In managing a brand portfolio, you shouldn’t ‘rob Peter to pay Paul’. You want a portfolio of strong brands. You don’t want a few stellar performers and other brands which struggle, sucking up hard-fought income. Mars recently took steps to streamline its portfolio focusing on those brands which it considered market leaders.
It is standard practice to position brands so that they don’t compete with one another. Brands must be designed to fit particular market segments. Thus, each brand in a portfolio should be able to grow strong. Citroen Peugeot has to mass brands and innovation is key to both. To focus innovation budgets on one brand would destroy the other. There are no non-innovative brands in the car market.
A brand portfolio should not represent a history of product development and acquisition. They represent a strategy of global market domination. Why did Coca Cola pay a billion dollars for the Orangina brand; a geographically local brand. It wasn’t because Coke lacked an orange soft drink (they own the Fanta brand). Coke bought Orangina because Pepsi didn’t have an orange soft drink in their brand portfolio and to cover this gap relied upon a distribution deal with………….Orangina. Coca Cola’s purchase of Orangina denied Pepsi a foothold in the Orange-flavoured soft drink segment.
Your brand portfolio is like pieces on a chessboard and it should be used strategically to defend your market position and to attack your competitors. Each brand should stick to its defined strategic role. Fighter brands are like pawns defending your king; your star brand.
Some brands will have a financial role providing income for other marketing activities. Others will be banner brands which are closely related to, and bear the name of the brand owner.
Flanker brands, your knights and rooks prevent your opponents attacking your star brand indirectly.
Some brands will be attack brands taking on your competitors. On the chessboard of competition these are your Queen and Bishops.
Some firms design their portfolios as parent and child brands. Each child brand has a specialised role. Nivea have their traditional face cream but they also have thirteen child brands each with its own strategic intent. It can be disastrous to purchase a parent brand and not to purchase its children.

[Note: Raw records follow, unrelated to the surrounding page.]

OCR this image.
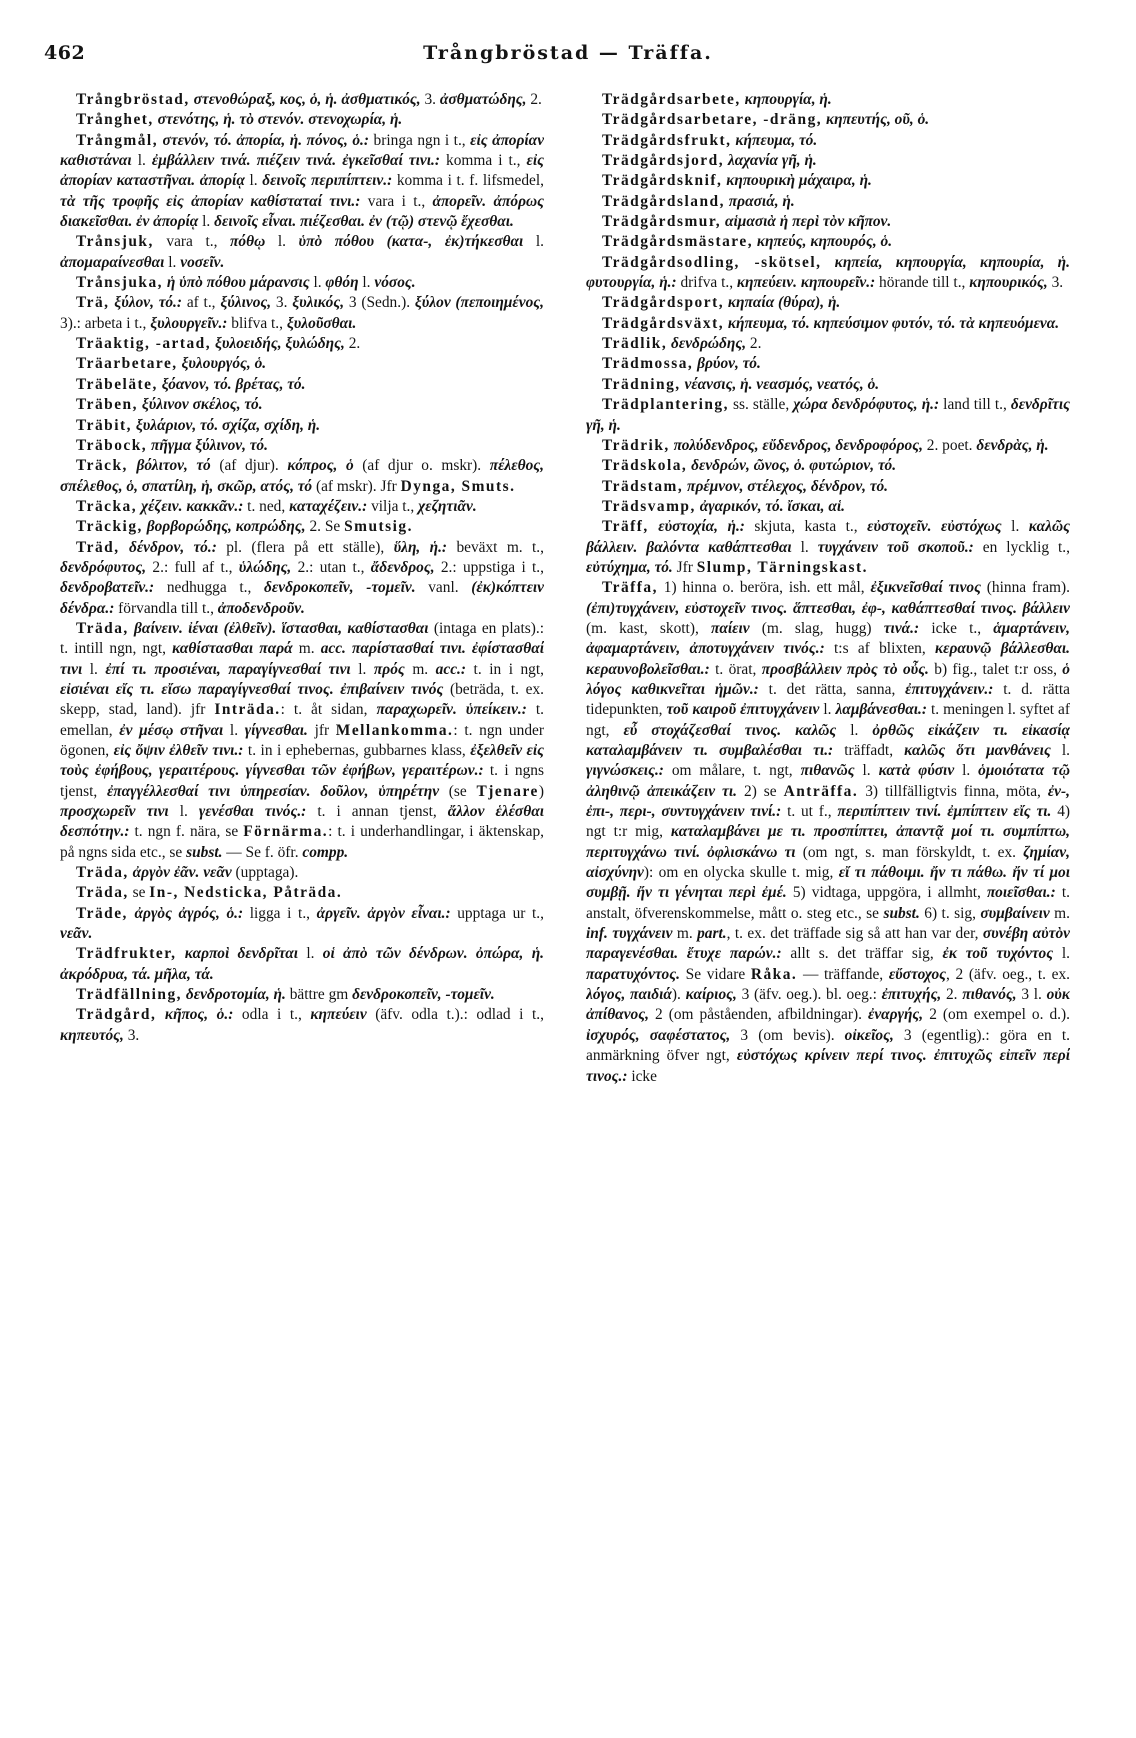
462	Trångbröstad — Träffa.

Trångbröstad, στενοθώραξ, κος, ὁ, ἡ. ἀσθματικός, 3. ἀσθματώδης, 2.

Trånghet, στενότης, ἡ. τὸ στενόν. στενοχωρία, ἡ.

Trångmål, στενόν, τό. ἀπορία, ἡ. πόνος, ὁ.: bringa ngn i t., εἰς ἀπορίαν καθιστάναι l. ἐμβάλλειν τινά. πιέζειν τινά. ἐγκεῖσθαί τινι.: komma i t., εἰς ἀπορίαν καταστῆναι. ἀπορίᾳ l. δεινοῖς περιπίπτειν.: komma i t. f. lifsmedel, τὰ τῆς τροφῆς εἰς ἀπορίαν καθίσταταί τινι.: vara i t., ἀπορεῖν. ἀπόρως διακεῖσθαι. ἐν ἀπορίᾳ l. δεινοῖς εἶναι. πιέζεσθαι. ἐν (τῷ) στενῷ ἔχεσθαι.

Trånsjuk, vara t., πόθῳ l. ὑπὸ πόθου (κατα-, ἐκ)τήκεσθαι l. ἀπομαραίνεσθαι l. νοσεῖν.

Trånsjuka, ἡ ὑπὸ πόθου μάρανσις l. φθόη l. νόσος.

Trä, ξύλον, τό.: af t., ξύλινος, 3. ξυλικός, 3 (Sedn.). ξύλον (πεποιημένος, 3).: arbeta i t., ξυλουργεῖν.: blifva t., ξυλοῦσθαι.

Träaktig, -artad, ξυλοειδής, ξυλώδης, 2.

Träarbetare, ξυλουργός, ὁ.

Träbeläte, ξόανον, τό. βρέτας, τό.

Träben, ξύλινον σκέλος, τό.

Träbit, ξυλάριον, τό. σχίζα, σχίδη, ἡ.

Träbock, πῆγμα ξύλινον, τό.

Träck, βόλιτον, τό (af djur). κόπρος, ὁ (af djur o. mskr). πέλεθος, σπέλεθος, ὁ, σπατίλη, ἡ, σκῶρ, ατός, τό (af mskr). Jfr Dynga, Smuts.

Träcka, χέζειν. κακκᾶν.: t. ned, καταχέζειν.: vilja t., χεζητιᾶν.

Träckig, βορβορώδης, κοπρώδης, 2. Se Smutsig.

Träd, δένδρον, τό.: pl. (flera på ett ställe), ὕλη, ἡ.: beväxt m. t., δενδρόφυτος, 2.: full af t., ὑλώδης, 2.: utan t., ἄδενδρος, 2.: uppstiga i t., δενδροβατεῖν.: nedhugga t., δενδροκοπεῖν, -τομεῖν. vanl. (ἐκ)κόπτειν δένδρα.: förvandla till t., ἀποδενδροῦν.

Träda, βαίνειν. ἰέναι (ἐλθεῖν). ἵστασθαι, καθίστασθαι (intaga en plats).: t. intill ngn, ngt, καθίστασθαι παρά m. acc. παρίστασθαί τινι. ἐφίστασθαί τινι l. ἐπί τι. προσιέναι, παραγίγνεσθαί τινι l. πρός m. acc.: t. in i ngt, εἰσιέναι εἴς τι. εἴσω παραγίγνεσθαί τινος. ἐπιβαίνειν τινός (beträda, t. ex. skepp, stad, land). jfr Inträda.: t. åt sidan, παραχωρεῖν. ὑπείκειν.: t. emellan, ἐν μέσῳ στῆναι l. γίγνεσθαι. jfr Mellankomma.: t. ngn under ögonen, εἰς ὄψιν ἐλθεῖν τινι.: t. in i ephebernas, gubbarnes klass, ἐξελθεῖν εἰς τοὺς ἐφήβους, γεραιτέρους. γίγνεσθαι τῶν ἐφήβων, γεραιτέρων.: t. i ngns tjenst, ἐπαγγέλλεσθαί τινι ὑπηρεσίαν. δοῦλον, ὑπηρέτην (se Tjenare) προσχωρεῖν τινι l. γενέσθαι τινός.: t. i annan tjenst, ἄλλον ἑλέσθαι δεσπότην.: t. ngn f. nära, se Förnärma.: t. i underhandlingar, i äktenskap, på ngns sida etc., se subst. — Se f. öfr. compp.

Träda, ἀργὸν ἐᾶν. νεᾶν (upptaga).

Träda, se In-, Nedsticka, Påträda.

Träde, ἀργὸς ἀγρός, ὁ.: ligga i t., ἀργεῖν. ἀργὸν εἶναι.: upptaga ur t., νεᾶν.

Trädfrukter, καρποὶ δενδρῖται l. οἱ ἀπὸ τῶν δένδρων. ὀπώρα, ἡ. ἀκρόδρυα, τά. μῆλα, τά.

Trädfällning, δενδροτομία, ἡ. bättre gm δενδροκοπεῖν, -τομεῖν.

Trädgård, κῆπος, ὁ.: odla i t., κηπεύειν (äfv. odla t.).: odlad i t., κηπευτός, 3.

Trädgårdsarbete, κηπουργία, ἡ.

Trädgårdsarbetare, -dräng, κηπευτής, οῦ, ὁ.

Trädgårdsfrukt, κήπευμα, τό.

Trädgårdsjord, λαχανία γῆ, ἡ.

Trädgårdsknif, κηπουρικὴ μάχαιρα, ἡ.

Trädgårdsland, πρασιά, ἡ.

Trädgårdsmur, αἱμασιὰ ἡ περὶ τὸν κῆπον.

Trädgårdsmästare, κηπεύς, κηπουρός, ὁ.

Trädgårdsodling, -skötsel, κηπεία, κηπουργία, κηπουρία, ἡ. φυτουργία, ἡ.: drifva t., κηπεύειν. κηπουρεῖν.: hörande till t., κηπουρικός, 3.

Trädgårdsport, κηπαία (θύρα), ἡ.

Trädgårdsväxt, κήπευμα, τό. κηπεύσιμον φυτόν, τό. τὰ κηπευόμενα.

Trädlik, δενδρώδης, 2.

Trädmossa, βρύον, τό.

Trädning, νέανσις, ἡ. νεασμός, νεατός, ὁ.

Trädplantering, ss. ställe, χώρα δενδρόφυτος, ἡ.: land till t., δενδρῖτις γῆ, ἡ.

Trädrik, πολύδενδρος, εὔδενδρος, δενδροφόρος, 2. poet. δενδρὰς, ἡ.

Trädskola, δενδρών, ῶνος, ὁ. φυτώριον, τό.

Trädstam, πρέμνον, στέλεχος, δένδρον, τό.

Trädsvamp, ἀγαρικόν, τό. ἴσκαι, αἱ.

Träff, εὐστοχία, ἡ.: skjuta, kasta t., εὐστοχεῖν. εὐστόχως l. καλῶς βάλλειν. βαλόντα καθάπτεσθαι l. τυγχάνειν τοῦ σκοποῦ.: en lycklig t., εὐτύχημα, τό. Jfr Slump, Tärningskast.

Träffa, 1) hinna o. beröra, ish. ett mål, ἐξικνεῖσθαί τινος (hinna fram). (ἐπι)τυγχάνειν, εὐστοχεῖν τινος. ἅπτεσθαι, ἐφ-, καθάπτεσθαί τινος. βάλλειν (m. kast, skott), παίειν (m. slag, hugg) τινά.: icke t., ἁμαρτάνειν, ἀφαμαρτάνειν, ἀποτυγχάνειν τινός.: t:s af blixten, κεραυνῷ βάλλεσθαι. κεραυνοβολεῖσθαι.: t. örat, προσβάλλειν πρὸς τὸ οὖς. b) fig., talet t:r oss, ὁ λόγος καθικνεῖται ἡμῶν.: t. det rätta, sanna, ἐπιτυγχάνειν.: t. d. rätta tidepunkten, τοῦ καιροῦ ἐπιτυγχάνειν l. λαμβάνεσθαι.: t. meningen l. syftet af ngt, εὖ στοχάζεσθαί τινος. καλῶς l. ὀρθῶς εἰκάζειν τι. εἰκασίᾳ καταλαμβάνειν τι. συμβαλέσθαι τι.: träffadt, καλῶς ὅτι μανθάνεις l. γιγνώσκεις.: om målare, t. ngt, πιθανῶς l. κατὰ φύσιν l. ὁμοιότατα τῷ ἀληθινῷ ἀπεικάζειν τι. 2) se Anträffa. 3) tillfälligtvis finna, möta, ἐν-, ἐπι-, περι-, συντυγχάνειν τινί.: t. ut f., περιπίπτειν τινί. ἐμπίπτειν εἴς τι. 4) ngt t:r mig, καταλαμβάνει με τι. προσπίπτει, ἀπαντᾷ μοί τι. συμπίπτω, περιτυγχάνω τινί. ὀφλισκάνω τι (om ngt, s. man förskyldt, t. ex. ζημίαν, αἰσχύνην): om en olycka skulle t. mig, εἴ τι πάθοιμι. ἤν τι πάθω. ἤν τί μοι συμβῇ. ἤν τι γένηται περὶ ἐμέ. 5) vidtaga, uppgöra, i allmht, ποιεῖσθαι.: t. anstalt, öfverenskommelse, mått o. steg etc., se subst. 6) t. sig, συμβαίνειν m. inf. τυγχάνειν m. part., t. ex. det träffade sig så att han var der, συνέβη αὐτὸν παραγενέσθαι. ἔτυχε παρών.: allt s. det träffar sig, ἐκ τοῦ τυχόντος l. παρατυχόντος. Se vidare Råka. — träffande, εὔστοχος, 2 (äfv. oeg., t. ex. λόγος, παιδιά). καίριος, 3 (äfv. oeg.). bl. oeg.: ἐπιτυχής, 2. πιθανός, 3 l. οὐκ ἀπίθανος, 2 (om påståenden, afbildningar). ἐναργής, 2 (om exempel o. d.). ἰσχυρός, σαφέστατος, 3 (om bevis). οἰκεῖος, 3 (egentlig).: göra en t. anmärkning öfver ngt, εὐστόχως κρίνειν περί τινος. ἐπιτυχῶς εἰπεῖν περί τινος.: icke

All brands have a tendency to duplicate innovations and strategies. This can erode brand identity as effort is applied to create economies of scale. This tendency must be avoided. Brands are designed to target particular customer segments within a market. If brands become indistinguishable from one another, that targeted appeal may be lost.
For firms such as Volkswagen Group. Volkswagen, Audi, Skoda and Seat vehicles all come off the same production lines and share the same platforms. Seat and Skoda have been pushed up market. To ensure that each of these brands retains its individuality visual attributes have to retain distinct difference. Design is playing an increasingly important role in brand management.
Managing a brand portfolio is a game of three-dimensional chess. It takes continuous supervision and strategic control to ensure and maintain success.